We present a randomised distributed data structure for this task. Proving lower bounds we show that the communication volume needed by our strategy is close to optimal. In addition, we present a trade-off between the overall communication volume and the number of communication rounds of our data structure.

Michael Braun

May 10, 2017, 2:00 pm, F1.110

Continuous Aggregation in Dynamically Connected Networks

The study of dynamic networks in which links constantly change and don’t stabilize has recently gained popularity in order to cope with modern technologies that exhibit this behavior, such as wireless ad-hoc networks. However, existing works typically include the assumption that these networks remain fully connected at all times. In this work, this assumption is removed. Instead, a model is proposed in which n nodes communicate within a dynamic graph, where the only requirements are that the network remains stable for blocks of T rounds and that each node can causally influence every other node within d many of those blocks. Additionally, the size of connected components can be restricted to a minimum size of C at all times. Within this model, the following problems are studied: The first is k-token dissemination, in which k pieces of information have to be spread to all nodes. This problem is solved in time O(dkn/T + d T ).
Furthermore, the problems of continuous extremum and summation are studied, in which all nodes receive inputs each round which then have to be aggregated and disseminated to all nodes for as many rounds as possible. For the extremum a delay of O(d n · M IS(n)) and an output rate of Ω( dn·MT IS(n)2 ) can be achieved. In case of the summation, for C = O(T /MIS(n)), a delay of O( dn^2 /(C·MIS(n))) and an output rate of Ω(TC / (dn^2)) are reached. For C = Ω(T /MIS(n)) a delay of O(dn^2/ T ) and an output rate of Ω(T^2/(dn^2 MIS(n))) are achieved. MIS(n) denotes the time required to compute a maximal independent set.

(Final presentation Bachelor's Thesis)

Steffen Knorr

May 10, 2017, 2:30 pm, F1.110

Global Illumination using Surfel Cone Tracing

One of the most challenging and computation intensive tasks in real time rendering is the calculation of indirect light. Crassin showed that using cones and voxels instead of traditional rays of light can significantly improve the rendering time. Furthermore, surfels have proven to be a good way of approximating objects within a scene. This thesis aims to combine those two ideas and investigate performance of a cone tracing algorithm for computing indirect light exposure for surfels. An algorithm will be developed and evaluated against already existing algorithms.

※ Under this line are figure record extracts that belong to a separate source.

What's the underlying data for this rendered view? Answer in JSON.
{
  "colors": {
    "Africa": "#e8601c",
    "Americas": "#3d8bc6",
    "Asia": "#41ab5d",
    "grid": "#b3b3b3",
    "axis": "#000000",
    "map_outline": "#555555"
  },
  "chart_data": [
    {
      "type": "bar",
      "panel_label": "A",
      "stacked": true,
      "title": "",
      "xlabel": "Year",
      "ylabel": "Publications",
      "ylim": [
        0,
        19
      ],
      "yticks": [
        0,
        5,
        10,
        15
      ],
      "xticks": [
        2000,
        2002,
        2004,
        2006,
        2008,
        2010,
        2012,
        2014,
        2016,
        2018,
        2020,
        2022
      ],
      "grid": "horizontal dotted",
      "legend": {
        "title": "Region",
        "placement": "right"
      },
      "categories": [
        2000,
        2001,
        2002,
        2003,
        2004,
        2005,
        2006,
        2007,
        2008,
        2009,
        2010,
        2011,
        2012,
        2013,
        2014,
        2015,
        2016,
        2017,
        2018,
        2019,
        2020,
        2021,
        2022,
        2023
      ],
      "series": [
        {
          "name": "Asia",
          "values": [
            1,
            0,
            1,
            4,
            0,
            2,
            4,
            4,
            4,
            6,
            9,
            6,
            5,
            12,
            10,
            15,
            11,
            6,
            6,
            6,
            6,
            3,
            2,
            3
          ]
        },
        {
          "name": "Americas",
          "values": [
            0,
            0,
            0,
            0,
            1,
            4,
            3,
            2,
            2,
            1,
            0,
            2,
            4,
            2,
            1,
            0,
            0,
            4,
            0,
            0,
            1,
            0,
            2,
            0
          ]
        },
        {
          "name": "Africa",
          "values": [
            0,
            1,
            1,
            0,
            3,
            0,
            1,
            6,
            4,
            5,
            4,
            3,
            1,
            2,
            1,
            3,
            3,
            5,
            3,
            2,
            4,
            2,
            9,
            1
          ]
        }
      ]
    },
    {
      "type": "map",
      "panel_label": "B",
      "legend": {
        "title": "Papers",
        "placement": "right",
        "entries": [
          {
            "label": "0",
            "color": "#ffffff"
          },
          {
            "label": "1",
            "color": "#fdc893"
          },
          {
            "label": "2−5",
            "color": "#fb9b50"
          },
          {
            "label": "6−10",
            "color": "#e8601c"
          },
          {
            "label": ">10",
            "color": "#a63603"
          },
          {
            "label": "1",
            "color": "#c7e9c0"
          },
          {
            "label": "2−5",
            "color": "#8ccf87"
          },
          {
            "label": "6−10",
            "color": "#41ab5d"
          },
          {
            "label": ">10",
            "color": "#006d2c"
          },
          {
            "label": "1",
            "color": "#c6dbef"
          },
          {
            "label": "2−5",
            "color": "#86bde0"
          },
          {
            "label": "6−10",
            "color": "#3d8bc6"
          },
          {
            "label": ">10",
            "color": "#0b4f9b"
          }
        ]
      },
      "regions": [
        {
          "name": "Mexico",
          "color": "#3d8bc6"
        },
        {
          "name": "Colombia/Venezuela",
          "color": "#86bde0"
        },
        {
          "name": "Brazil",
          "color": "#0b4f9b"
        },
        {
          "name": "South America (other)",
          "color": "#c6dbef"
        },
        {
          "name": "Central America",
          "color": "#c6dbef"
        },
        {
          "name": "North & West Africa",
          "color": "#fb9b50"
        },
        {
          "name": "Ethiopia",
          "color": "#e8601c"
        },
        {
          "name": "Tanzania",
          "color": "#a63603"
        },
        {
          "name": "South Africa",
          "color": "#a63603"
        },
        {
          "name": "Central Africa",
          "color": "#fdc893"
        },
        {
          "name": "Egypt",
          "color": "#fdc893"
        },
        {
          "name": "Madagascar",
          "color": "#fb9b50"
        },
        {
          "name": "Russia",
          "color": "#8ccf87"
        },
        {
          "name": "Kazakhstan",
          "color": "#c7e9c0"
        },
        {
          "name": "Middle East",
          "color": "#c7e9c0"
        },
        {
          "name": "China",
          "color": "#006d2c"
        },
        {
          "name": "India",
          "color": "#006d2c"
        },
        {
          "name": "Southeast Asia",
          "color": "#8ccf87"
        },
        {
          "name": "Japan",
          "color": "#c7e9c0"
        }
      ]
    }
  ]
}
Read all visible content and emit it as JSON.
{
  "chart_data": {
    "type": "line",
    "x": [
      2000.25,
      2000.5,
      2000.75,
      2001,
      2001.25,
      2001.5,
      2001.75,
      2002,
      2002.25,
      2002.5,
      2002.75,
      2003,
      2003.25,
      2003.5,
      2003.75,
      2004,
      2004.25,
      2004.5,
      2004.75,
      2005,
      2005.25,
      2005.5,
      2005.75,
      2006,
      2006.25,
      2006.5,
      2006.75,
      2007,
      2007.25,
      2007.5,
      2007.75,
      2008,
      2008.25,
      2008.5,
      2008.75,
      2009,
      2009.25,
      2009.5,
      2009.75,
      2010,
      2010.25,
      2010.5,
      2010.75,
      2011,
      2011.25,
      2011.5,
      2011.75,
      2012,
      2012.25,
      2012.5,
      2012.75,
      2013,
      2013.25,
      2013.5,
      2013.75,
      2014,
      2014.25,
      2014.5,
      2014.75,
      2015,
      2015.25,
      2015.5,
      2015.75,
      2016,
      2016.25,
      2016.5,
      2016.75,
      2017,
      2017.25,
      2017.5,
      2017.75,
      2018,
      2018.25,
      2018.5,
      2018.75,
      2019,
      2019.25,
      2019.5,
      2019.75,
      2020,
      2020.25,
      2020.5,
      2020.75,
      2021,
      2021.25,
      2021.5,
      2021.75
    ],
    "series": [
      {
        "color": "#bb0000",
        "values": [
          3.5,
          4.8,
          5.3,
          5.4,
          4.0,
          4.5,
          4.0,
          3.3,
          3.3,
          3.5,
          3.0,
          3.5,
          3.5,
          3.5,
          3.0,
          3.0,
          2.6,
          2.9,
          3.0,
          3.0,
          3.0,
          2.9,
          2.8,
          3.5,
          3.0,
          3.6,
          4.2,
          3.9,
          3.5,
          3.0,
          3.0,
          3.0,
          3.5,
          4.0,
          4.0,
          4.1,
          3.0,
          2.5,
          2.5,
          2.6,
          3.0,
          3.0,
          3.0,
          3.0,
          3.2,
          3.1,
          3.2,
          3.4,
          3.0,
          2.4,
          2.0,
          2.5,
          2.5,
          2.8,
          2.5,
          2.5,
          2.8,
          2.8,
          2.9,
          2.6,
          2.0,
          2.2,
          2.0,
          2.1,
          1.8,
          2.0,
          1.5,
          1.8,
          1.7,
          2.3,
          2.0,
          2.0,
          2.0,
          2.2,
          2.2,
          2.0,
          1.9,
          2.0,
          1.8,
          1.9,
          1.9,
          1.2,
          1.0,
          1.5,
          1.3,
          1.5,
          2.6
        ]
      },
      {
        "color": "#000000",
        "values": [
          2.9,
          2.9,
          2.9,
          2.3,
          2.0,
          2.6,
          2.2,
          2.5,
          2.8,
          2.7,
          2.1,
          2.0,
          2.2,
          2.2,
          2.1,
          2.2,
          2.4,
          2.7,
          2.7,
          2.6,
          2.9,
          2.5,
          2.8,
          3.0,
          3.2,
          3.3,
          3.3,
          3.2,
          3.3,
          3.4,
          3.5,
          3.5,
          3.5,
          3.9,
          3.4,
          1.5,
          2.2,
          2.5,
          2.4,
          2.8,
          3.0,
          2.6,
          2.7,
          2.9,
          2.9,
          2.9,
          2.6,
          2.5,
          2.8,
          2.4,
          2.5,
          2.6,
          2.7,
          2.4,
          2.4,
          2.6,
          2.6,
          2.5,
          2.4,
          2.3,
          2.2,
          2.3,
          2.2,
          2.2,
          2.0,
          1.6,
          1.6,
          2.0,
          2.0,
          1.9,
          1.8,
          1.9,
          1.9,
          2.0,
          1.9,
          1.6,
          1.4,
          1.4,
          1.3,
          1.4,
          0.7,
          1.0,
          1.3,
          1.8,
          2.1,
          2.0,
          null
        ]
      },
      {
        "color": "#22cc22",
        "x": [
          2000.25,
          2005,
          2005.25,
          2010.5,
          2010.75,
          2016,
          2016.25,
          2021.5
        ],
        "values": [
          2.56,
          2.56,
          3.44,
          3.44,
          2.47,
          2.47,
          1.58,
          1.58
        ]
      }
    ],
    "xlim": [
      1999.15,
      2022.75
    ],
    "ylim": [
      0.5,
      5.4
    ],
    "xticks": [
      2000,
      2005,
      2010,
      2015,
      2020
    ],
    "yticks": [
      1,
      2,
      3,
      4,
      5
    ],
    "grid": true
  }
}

(Introductory presentation Master's Thesis)

Faisal Abu-Khzam
Lebanese American University, Beirut, Lebanon

April 3, 2017, 2:00 pm, F1.110

A Multivariate Complexity Analysis of Cluster Editing

The Cluster Editing problem seeks a transformation of a given undirected graph into a disjoint union of cliques via a (minimum) number of edge additions or deletions. A multi-parameterized version of the problem is studied, featuring a number of input parameters that bound the amount of both edge-additions and deletions per single vertex, as well as the size of a clique-cluster.
We briefly overview previous work on the problem and show that it remains NP-hard even when only one edge can be deleted and at most two edges can be added per vertex. However, the new formulation allows us to solve Cluster Editing (exactly) in polynomial time when the number of edge-edit operations per vertex is smaller than half the minimum cluster size. As a byproduct, we obtain a simple kernelization algorithm that delivers linear-size kernels when the two edge-edit bounds are fixed constants.
We further discuss some practical aspects of the multi-parameterized approach and the impact of adding more parameters, such as the number of outliers. Some open problems and new research directions are also discussed.